If you have a blood pressure cuff, take her blood pressure and also weigh her. Watch out for signs of toxemia of pregnancy like sudden weight gain, swelling of hands and face, marked increase in blood pressure. And then other signs like severe anemia and any kind of bleeding.

Some midwives may have appear dip sticks or other methods for measuring the protein and sugar in the urine. High protein may be a sign of toxemia. High sugar is a sign of diabetes. If any of the danger sign appear, see that the woman gets medical help as soon as possible. Also check for signs of special risk. If any are present, it is safer if the mother gives birth in a hospital.

  • Growth and position of the baby in the womb : Feel the mother’s womb each time she visits or show her how to do it herself. Normally, the womb will be 2 fingers together higher each month. At 4½ months, it is usually at the level of the navel.

Each month, write down how many fingers widths the womb is above or below the navel. If the womb seems too big or grows too fast, it may have more water in it than normal. If so, you may find it more difficult to feel the baby inside.

Too much water in the womb means greater risk of severe bleeding during childbirth and may mean the baby is deformed. Try to feel the baby’s position in the womb. If it appears to be lying sideways, the mother should go to a doctor before labor begins because an operation may be needed.


  • Baby’s heartbeat (fetal heartbeat) : After 5 months, listen for the baby’s heartbeat and check for movement. You can try putting your ears against the belly but it may be hard to hear. It will be easier if you get a fetoscope. If the baby’s heartbeat is heard loudest below the navel in the last month, the baby is head down and will probably be born head first.

But if the heartbeat is heard loudest above the navel, it means the baby’s head is probably up. It may be breech birth. A baby’s heart beats about twice as fast as an adult’s. If you have a watch with a second hand, count the baby’s heartbeats.

From 120 to 160 per minute is heard normal. If less than 120, something is wrong. Or perhaps you counted wrong or head the mother’s heartbeat. Check her pulse. The baby’s heartbeat is often hard to hear. It takes practice.


  • Preparing the mother for labor : As the birth approaches, see the mother more often. If she has other children, ask her how long her labor lasted and if she had any problems. Talk with her about ways to make the birth easier and less painful.

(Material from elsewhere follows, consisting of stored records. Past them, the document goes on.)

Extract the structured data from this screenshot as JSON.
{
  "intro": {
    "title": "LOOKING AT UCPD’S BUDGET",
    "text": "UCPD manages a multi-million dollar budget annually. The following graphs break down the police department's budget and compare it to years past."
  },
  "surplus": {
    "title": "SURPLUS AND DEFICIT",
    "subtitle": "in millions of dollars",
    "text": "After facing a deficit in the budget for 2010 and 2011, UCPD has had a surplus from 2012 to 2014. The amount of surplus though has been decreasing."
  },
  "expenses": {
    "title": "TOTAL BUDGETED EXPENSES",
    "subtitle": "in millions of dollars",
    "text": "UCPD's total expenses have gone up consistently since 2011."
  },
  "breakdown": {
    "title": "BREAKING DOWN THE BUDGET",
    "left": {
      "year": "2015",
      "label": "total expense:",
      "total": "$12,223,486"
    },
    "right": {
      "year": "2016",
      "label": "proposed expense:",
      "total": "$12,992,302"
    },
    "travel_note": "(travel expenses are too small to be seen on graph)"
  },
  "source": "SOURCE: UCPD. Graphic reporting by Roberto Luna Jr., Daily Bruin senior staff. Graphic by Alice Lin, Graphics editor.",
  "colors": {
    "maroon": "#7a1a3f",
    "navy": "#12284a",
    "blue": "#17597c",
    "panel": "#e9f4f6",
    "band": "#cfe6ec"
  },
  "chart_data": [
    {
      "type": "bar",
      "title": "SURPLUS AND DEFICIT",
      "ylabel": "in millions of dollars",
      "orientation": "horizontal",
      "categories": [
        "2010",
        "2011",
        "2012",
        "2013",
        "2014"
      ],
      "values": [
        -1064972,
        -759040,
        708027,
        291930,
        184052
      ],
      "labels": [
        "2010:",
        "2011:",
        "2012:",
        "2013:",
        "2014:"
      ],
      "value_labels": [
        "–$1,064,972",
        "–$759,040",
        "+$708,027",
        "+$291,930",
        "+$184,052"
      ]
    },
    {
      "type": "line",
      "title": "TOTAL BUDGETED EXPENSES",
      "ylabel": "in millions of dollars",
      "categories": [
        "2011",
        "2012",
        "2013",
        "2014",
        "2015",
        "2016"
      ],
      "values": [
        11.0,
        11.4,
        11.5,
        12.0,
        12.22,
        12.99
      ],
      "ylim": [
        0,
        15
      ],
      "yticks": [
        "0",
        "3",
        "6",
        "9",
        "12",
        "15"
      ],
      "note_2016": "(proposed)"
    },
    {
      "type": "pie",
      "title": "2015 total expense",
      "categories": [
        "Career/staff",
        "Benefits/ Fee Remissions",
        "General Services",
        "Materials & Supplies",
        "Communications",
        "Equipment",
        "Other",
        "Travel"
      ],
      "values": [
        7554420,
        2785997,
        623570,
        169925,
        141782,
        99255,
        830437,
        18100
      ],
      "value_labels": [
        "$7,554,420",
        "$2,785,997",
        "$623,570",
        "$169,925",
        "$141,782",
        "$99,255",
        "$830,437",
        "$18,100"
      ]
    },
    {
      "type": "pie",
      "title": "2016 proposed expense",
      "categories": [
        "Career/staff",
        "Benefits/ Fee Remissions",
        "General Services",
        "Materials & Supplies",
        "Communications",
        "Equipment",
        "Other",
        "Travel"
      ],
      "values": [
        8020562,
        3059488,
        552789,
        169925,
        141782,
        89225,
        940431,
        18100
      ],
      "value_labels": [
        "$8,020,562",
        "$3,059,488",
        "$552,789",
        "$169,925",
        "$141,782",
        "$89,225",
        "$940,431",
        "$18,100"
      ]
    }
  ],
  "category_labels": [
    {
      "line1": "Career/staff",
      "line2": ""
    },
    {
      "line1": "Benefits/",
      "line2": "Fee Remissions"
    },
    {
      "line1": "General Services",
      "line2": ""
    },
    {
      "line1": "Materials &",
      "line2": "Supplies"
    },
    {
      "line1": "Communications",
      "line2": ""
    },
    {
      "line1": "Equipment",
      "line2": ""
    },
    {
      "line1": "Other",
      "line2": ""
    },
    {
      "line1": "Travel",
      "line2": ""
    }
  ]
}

You may want to have her practice deep, slow breathing, so that she can do this during the contractions of labor. Explain to her that relaxing during contractions and resting between them will save her strength, reduce pain and speed labor.

If there is any reason to suspect the labor may result in problems you cannot handle, send the mother a health center or hospital to have her baby. Be sure that she is near the hospital by the time of labor.


Start with the date the last menstrual period began, subtract 3 months, and add 7 days.

For example, suppose your last period began May 10.

May 10 minus 3 months is February 10,

Plus 7 days is February 17.

The baby is likely to be born around February 17.